食べやすいのはもちろんだが、カットしてあることで、飴とりんごがちょうど良いバランスでちゃんと一緒に楽しめる。
従来のりんご飴は、外側からかじるしかないので、最初は飴が強い。しかも口に刺さらないように気をつけて食べるので、りんごを一緒に楽しむ余裕などなかった。必死に甘い飴ゾーンを終えても、りんごしか残っていないので、やはり、飴と一緒には楽しめなかった。
カットされていることで、この問題が解消され、見違えるほどに美味しくなっていた。そして、かじりつかなくて良いので食べやすい。口に刺さる心配もない。カップに入っているので汚れる心配もなく、自分のペースで食べられる。
しっかりハマってしまい、頻繁に食べている。
その度に「りんご飴をこのスタイルで売り出した人、ほんと天才!」と感動する。この鮮やかなマーケティングに惚れ惚れし、ときめき、勇気さえもらえる。
というのも、我が家の夫はパティシエで、長年ケーキ屋を営んでおり、私も店を手伝っていた。
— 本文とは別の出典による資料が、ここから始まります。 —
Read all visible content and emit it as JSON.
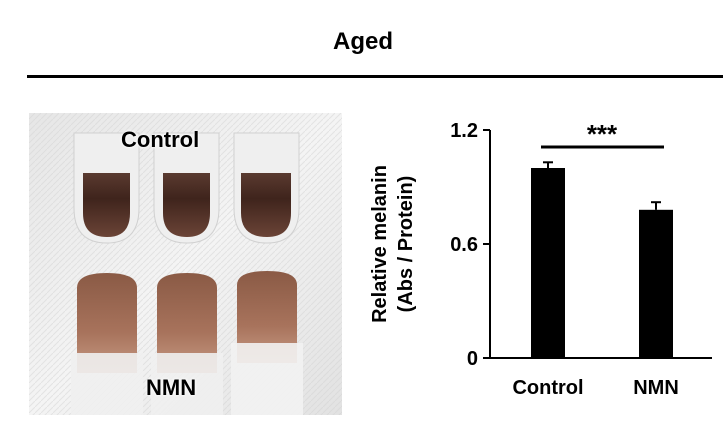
{
  "header": {
    "title": "Aged"
  },
  "photo": {
    "label_top": "Control",
    "label_bottom": "NMN"
  },
  "chart_data": {
    "type": "bar",
    "categories": [
      "Control",
      "NMN"
    ],
    "series": [
      {
        "values": [
          1.0,
          0.78
        ],
        "error": [
          0.03,
          0.04
        ]
      }
    ],
    "ylabel": "Relative melanin\n(Abs / Protein)",
    "ylim": [
      0,
      1.2
    ],
    "yticks": [
      "0",
      "0.6",
      "1.2"
    ],
    "significance": "***",
    "colors": {
      "bar": "#000000"
    },
    "grid": false
  }
}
近年のスイーツ業界のトレンドは、こういった、シンプルで、何かに特化され、ビジュアルの良いものがヒットする傾向にあった。店の業績向上を目指して、マーケティングを学ぶ中でヒットには「新規性×親近性」が重要であると何かの本で読み、深く納得した。だが、それを知ったところで、「馴染みはありながらも、新しいもの」を生み出すことはものすごく難しかった。しかし、この「カットされたりんご飴」を通して、従来あるものの課題を丁寧に改良し、そこで新たに出てくる課題も丁寧に解決策を考えていくことで「新規性×親近性」を兼ね備えたものが生まれるのではないかと思った。
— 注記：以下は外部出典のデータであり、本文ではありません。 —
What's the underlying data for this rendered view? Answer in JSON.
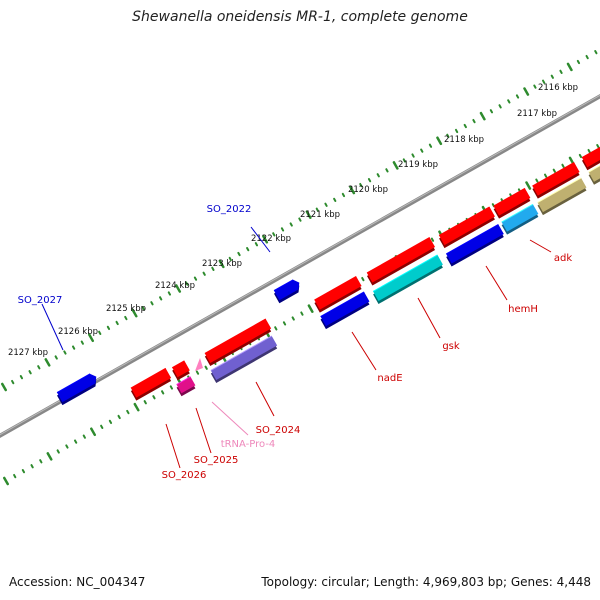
{
  "title": "Shewanella oneidensis MR-1, complete genome",
  "footer": {
    "accession": "Accession: NC_004347",
    "topology": "Topology: circular; Length: 4,969,803 bp; Genes: 4,448"
  },
  "kbp_labels": [
    "2116 kbp",
    "2117 kbp",
    "2118 kbp",
    "2119 kbp",
    "2120 kbp",
    "2121 kbp",
    "2122 kbp",
    "2123 kbp",
    "2124 kbp",
    "2125 kbp",
    "2126 kbp",
    "2127 kbp"
  ],
  "gene_labels": [
    "SO_2022",
    "SO_2027",
    "adk",
    "hemH",
    "gsk",
    "nadE",
    "SO_2024",
    "tRNA-Pro-4",
    "SO_2025",
    "SO_2026"
  ],
  "colors": {
    "red": "#ff0000",
    "blue": "#0000e6",
    "cyan": "#00cccc",
    "lightblue": "#22aaee",
    "olive": "#bfb070",
    "purple": "#7060d0",
    "magenta": "#e0108a",
    "pink": "#ff80c0",
    "backbone": "#888888",
    "ticks": "#2e8b2e",
    "label_red": "#cc0000",
    "label_blue": "#0000cc",
    "label_pink": "#ee88bb"
  }
}
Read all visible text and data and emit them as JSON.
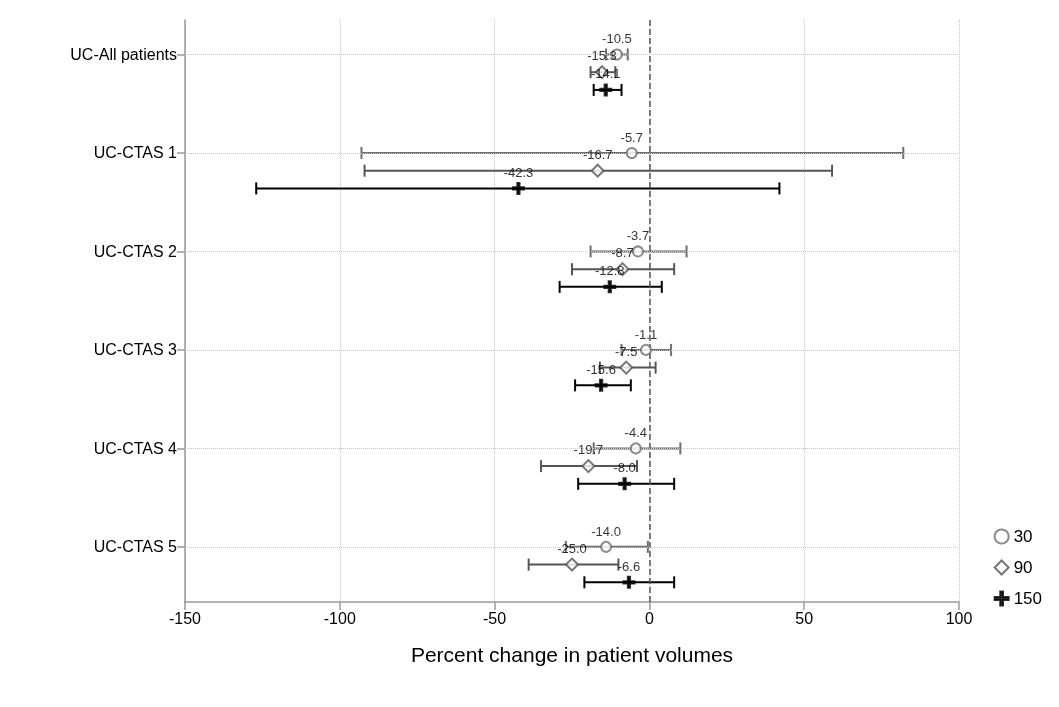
{
  "chart_data": {
    "type": "scatter",
    "orientation": "horizontal",
    "categories": [
      "UC-All patients",
      "UC-CTAS 1",
      "UC-CTAS 2",
      "UC-CTAS 3",
      "UC-CTAS 4",
      "UC-CTAS 5"
    ],
    "xlabel": "Percent change in patient volumes",
    "series": [
      {
        "name": "30",
        "color": "#6e6e6e",
        "marker": "circle",
        "values": [
          -10.5,
          -5.7,
          -3.7,
          -1.1,
          -4.4,
          -14.0
        ],
        "value_labels": [
          "-10.5",
          "-5.7",
          "-3.7",
          "-1.1",
          "-4.4",
          "-14.0"
        ],
        "errors": [
          [
            -14,
            -7
          ],
          [
            -93,
            82
          ],
          [
            -19,
            12
          ],
          [
            -9,
            7
          ],
          [
            -18,
            10
          ],
          [
            -27,
            -0.5
          ]
        ]
      },
      {
        "name": "90",
        "color": "#555555",
        "marker": "diamond",
        "values": [
          -15.3,
          -16.7,
          -8.7,
          -7.5,
          -19.7,
          -25.0
        ],
        "value_labels": [
          "-15.3",
          "-16.7",
          "-8.7",
          "-7.5",
          "-19.7",
          "-25.0"
        ],
        "errors": [
          [
            -19,
            -11
          ],
          [
            -92,
            59
          ],
          [
            -25,
            8
          ],
          [
            -16,
            2
          ],
          [
            -35,
            -4
          ],
          [
            -39,
            -10
          ]
        ]
      },
      {
        "name": "150",
        "color": "#000000",
        "marker": "cross",
        "values": [
          -14.1,
          -42.3,
          -12.8,
          -15.6,
          -8.0,
          -6.6
        ],
        "value_labels": [
          "-14.1",
          "-42.3",
          "-12.8",
          "-15.6",
          "-8.0",
          "-6.6"
        ],
        "errors": [
          [
            -18,
            -9
          ],
          [
            -127,
            42
          ],
          [
            -29,
            4
          ],
          [
            -24,
            -6
          ],
          [
            -23,
            8
          ],
          [
            -21,
            8
          ]
        ]
      }
    ],
    "xlim": [
      -150,
      100
    ],
    "xticks": [
      -150,
      -100,
      -50,
      0,
      50,
      100
    ],
    "ref_lines": [
      {
        "axis": "x",
        "value": 0,
        "line_style": "dashed",
        "color": "#555555"
      }
    ],
    "grid": true,
    "legend": "bottom right"
  }
}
「りんご飴って可愛いからつい買いたくなるけど、食べにくいし、そんなに美味しくないよね」という課題に対して「カットしてみる?」と考えた人がいた。しかし、カットすると、最大の武器であった「ウキウキしてしまう可愛さ」が損なわれるという新たな課題が出てくる。そこで諦めずに、製造工程で「従来の可愛らしいりんご飴の姿」をしっかり見られること、店構えやロゴ、ドーム蓋のカップなど総合的に可愛らしさや楽しさが守られていることで「カットすると可愛くない」という課題もクリアされている。
「新規性×親近性」とは、こうして一つ一つの課題を丁寧に乗り越えることで作られるのではないか、そんな学びと勇気を「カットされたりんご飴」からもらっている。